Emergence in non-neural models: grokking modular arithmetic via average gradient outer product

TL;DR

This paper demonstrates that the phenomenon of grokking, typically observed in neural networks, also occurs in non-neural models like Recursive Feature Machines using the Average Gradient Outer Product, highlighting feature learning as the core mechanism.

Contribution

The work shows grokking is not exclusive to neural networks and introduces RFM with AGOP as a general framework for understanding emergent behavior through feature learning.

Findings

Grokking occurs in RFM with AGOP, not just neural networks.

Transition to perfect accuracy is driven by feature learning, not loss metrics.
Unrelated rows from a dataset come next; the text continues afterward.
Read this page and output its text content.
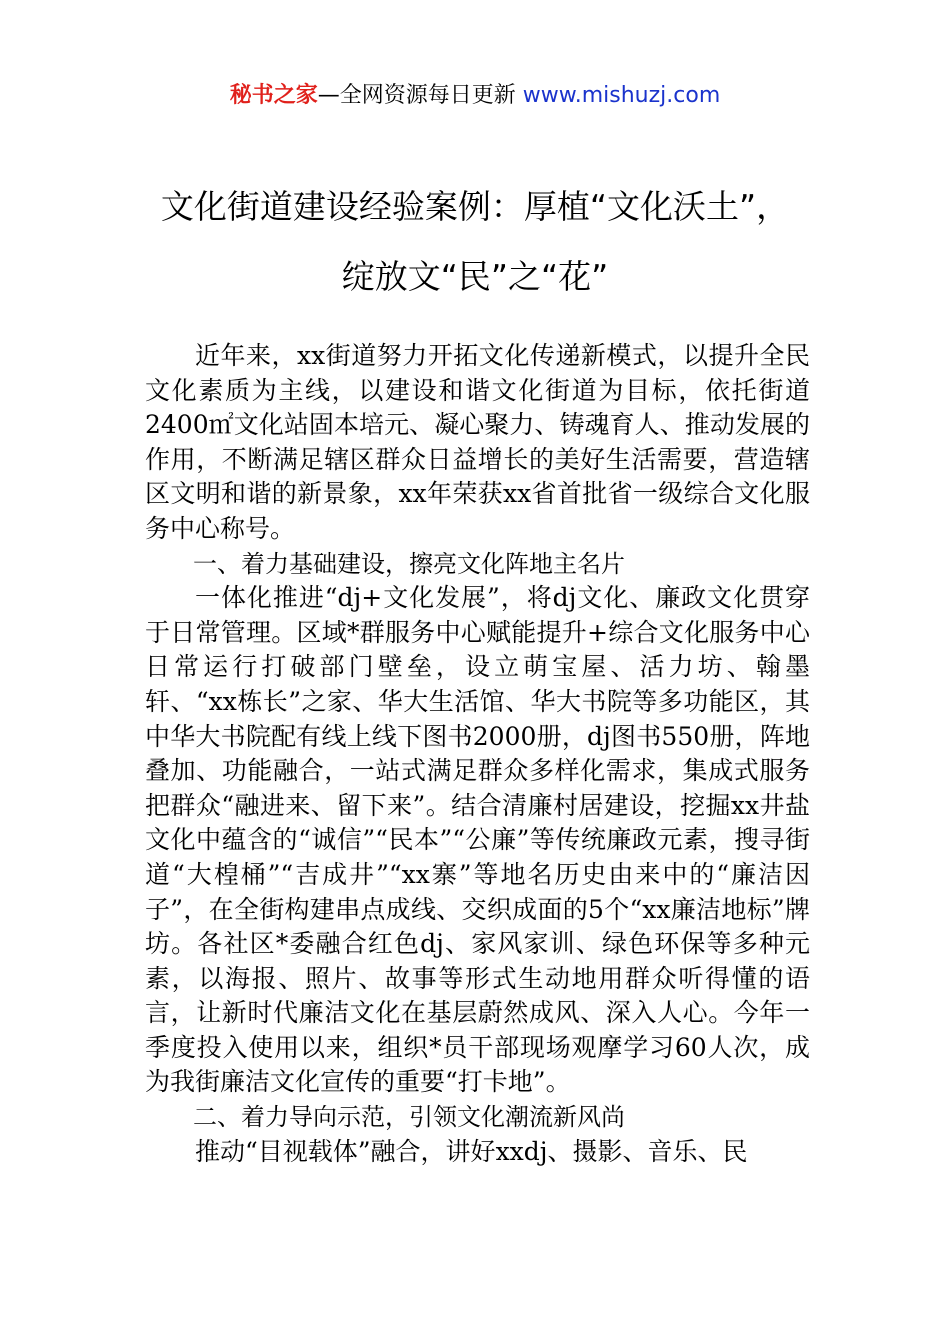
秘书之家—全网资源每日更新 www.mishuzj.com
文化街道建设经验案例：厚植“文化沃土”，绽放文“民”之“花”

近年来，xx街道努力开拓文化传递新模式，以提升全民文化素质为主线，以建设和谐文化街道为目标，依托街道2400㎡文化站固本培元、凝心聚力、铸魂育人、推动发展的作用，不断满足辖区群众日益增长的美好生活需要，营造辖区文明和谐的新景象，xx年荣获xx省首批省一级综合文化服务中心称号。

一、着力基础建设，擦亮文化阵地主名片

一体化推进“dj+文化发展”，将dj文化、廉政文化贯穿于日常管理。区域*群服务中心赋能提升+综合文化服务中心日常运行打破部门壁垒，设立萌宝屋、活力坊、翰墨轩、“xx栋长”之家、华大生活馆、华大书院等多功能区，其中华大书院配有线上线下图书2000册，dj图书550册，阵地叠加、功能融合，一站式满足群众多样化需求，集成式服务把群众“融进来、留下来”。结合清廉村居建设，挖掘xx井盐文化中蕴含的“诚信”“民本”“公廉”等传统廉政元素，搜寻街道“大楻桶”“吉成井”“xx寨”等地名历史由来中的“廉洁因子”，在全街构建串点成线、交织成面的5个“xx廉洁地标”牌坊。各社区*委融合红色dj、家风家训、绿色环保等多种元素，以海报、照片、故事等形式生动地用群众听得懂的语言，让新时代廉洁文化在基层蔚然成风、深入人心。今年一季度投入使用以来，组织*员干部现场观摩学习60人次，成为我街廉洁文化宣传的重要“打卡地”。

二、着力导向示范，引领文化潮流新风尚

推动“目视载体”融合，讲好xxdj、摄影、音乐、民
RFM learns block-circulant features implementing Fourier multiplication.

Abstract

Neural networks trained to solve modular arithmetic tasks exhibit grokking, a phenomenon where the test accuracy starts improving long after the model achieves 100% training accuracy in the training process. It is often taken as an example of "emergence", where model ability manifests sharply through a phase transition. In this work, we show that the phenomenon of grokking is not specific to neural networks nor to gradient descent-based optimization. Specifically, we show that this phenomenon occurs when learning modular arithmetic with Recursive Feature Machines (RFM), an iterative algorithm that uses the Average Gradient Outer Product (AGOP) to enable task-specific feature learning with general machine learning models. When used in conjunction with kernel machines, iterating RFM results in a fast transition from random, near zero, test accuracy to perfect test accuracy. This transition cannot be predicted from the training loss, which is identically zero, nor from the test loss, which remains constant in initial iterations. Instead, as we show, the transition is completely determined by feature learning: RFM gradually learns block-circulant features to solve modular arithmetic. Paralleling the results for RFM, we show that neural networks that solve modular arithmetic also learn block-circulant features. Furthermore, we present theoretical evidence that RFM uses such block-circulant features to implement the Fourier Multiplication Algorithm, which prior work posited as the generalizing solution neural networks learn on these tasks. Our results demonstrate that emergence can result purely from learning task-relevant features and is not specific to neural architectures nor gradient descent-based optimization methods. Furthermore, our work provides more evidence for AGOP as a key mechanism for feature learning in neural networks.